请注意,在存储操作中,k1k2仅使用哈希代码就成功映射到了它们的值。

However, storage of k3 was not so simple, the system detected that its bucket location already contained a mapping for k2. Therefore, equals comparison was used to distinguish them and a linked list was created to contain both mappings.

然而,k3的存储并不那么简单,系统检测到其桶的位置已经包含了k2的映射。因此,equals比较被用来区分它们,并且创建了一个链接列表来包含这两个映射。

Any other subsequent mapping whose key hashes to the same bucket location will follow the same route and end up replacing one of the nodes in the linked list or be added to the head of the list if equals comparison returns false for all existing nodes.

任何其他后续的映射,其键哈希到相同的桶的位置将遵循相同的路线,并最终取代链接列表中的一个节点,或者如果equals比较对所有现有节点返回错误,则被添加到列表的头部。

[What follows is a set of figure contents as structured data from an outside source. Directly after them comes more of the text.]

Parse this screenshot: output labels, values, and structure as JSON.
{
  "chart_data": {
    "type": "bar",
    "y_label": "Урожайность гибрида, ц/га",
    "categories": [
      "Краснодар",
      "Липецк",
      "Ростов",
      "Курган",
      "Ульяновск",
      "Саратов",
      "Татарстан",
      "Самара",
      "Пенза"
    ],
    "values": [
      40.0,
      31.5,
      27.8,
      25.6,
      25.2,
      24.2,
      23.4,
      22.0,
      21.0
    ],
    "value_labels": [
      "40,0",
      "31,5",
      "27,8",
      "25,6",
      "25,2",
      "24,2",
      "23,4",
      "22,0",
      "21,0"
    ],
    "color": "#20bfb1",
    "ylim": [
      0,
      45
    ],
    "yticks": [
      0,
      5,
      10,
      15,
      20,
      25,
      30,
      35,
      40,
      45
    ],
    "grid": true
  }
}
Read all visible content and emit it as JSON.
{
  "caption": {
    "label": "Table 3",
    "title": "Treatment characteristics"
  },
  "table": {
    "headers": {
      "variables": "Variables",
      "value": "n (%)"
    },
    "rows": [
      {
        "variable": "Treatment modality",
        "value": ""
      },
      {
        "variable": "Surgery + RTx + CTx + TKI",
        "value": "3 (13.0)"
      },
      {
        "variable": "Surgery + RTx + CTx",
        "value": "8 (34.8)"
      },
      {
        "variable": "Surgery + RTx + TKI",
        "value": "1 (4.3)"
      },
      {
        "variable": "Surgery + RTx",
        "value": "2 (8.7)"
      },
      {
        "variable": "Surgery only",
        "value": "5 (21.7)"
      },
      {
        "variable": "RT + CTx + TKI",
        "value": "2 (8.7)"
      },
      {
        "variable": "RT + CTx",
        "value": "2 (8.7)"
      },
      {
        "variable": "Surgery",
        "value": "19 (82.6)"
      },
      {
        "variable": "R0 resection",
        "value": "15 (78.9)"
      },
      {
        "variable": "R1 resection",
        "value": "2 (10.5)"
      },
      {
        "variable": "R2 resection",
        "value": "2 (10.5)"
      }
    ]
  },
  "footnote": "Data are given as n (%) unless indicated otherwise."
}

Likewise, during retrieval, k3 and k2 were equals-compared to identify the correct key whose value should be retrieved.

同样,在检索过程中,k3k2equals比较,以确定其值应被检索的正确键。

On a final note, from Java 8, the linked lists are dynamically replaced with balanced binary search trees in collision resolution after the number of collisions in a given bucket location exceed a certain threshold.

最后,从Java 8开始,在碰撞解决中,当某个桶的位置的碰撞数量超过一定的阈值后,链接列表会被动态地替换为平衡的二进制搜索树。

This change offers a performance boost, since, in the case of a collision, storage and retrieval happen in O(log n).

这一变化带来了性能上的提升,因为在发生碰撞的情况下,存储和检索只需O(log n)。

This section is very common in technical interviews, especially after the basic storage and retrieval questions.

这一部分在技术面试中非常常见,特别是在基本的存储和检索问题之后。

7. Conclusion

7.结论

In this article, we have explored HashMap implementation of Java Map interface.

在这篇文章中,我们探讨了Java Map接口的HashMap实现。

The full source code for all the examples used in this article can be found in the GitHub project.

本文中使用的所有示例的完整源代码可以在GitHub项目中找到。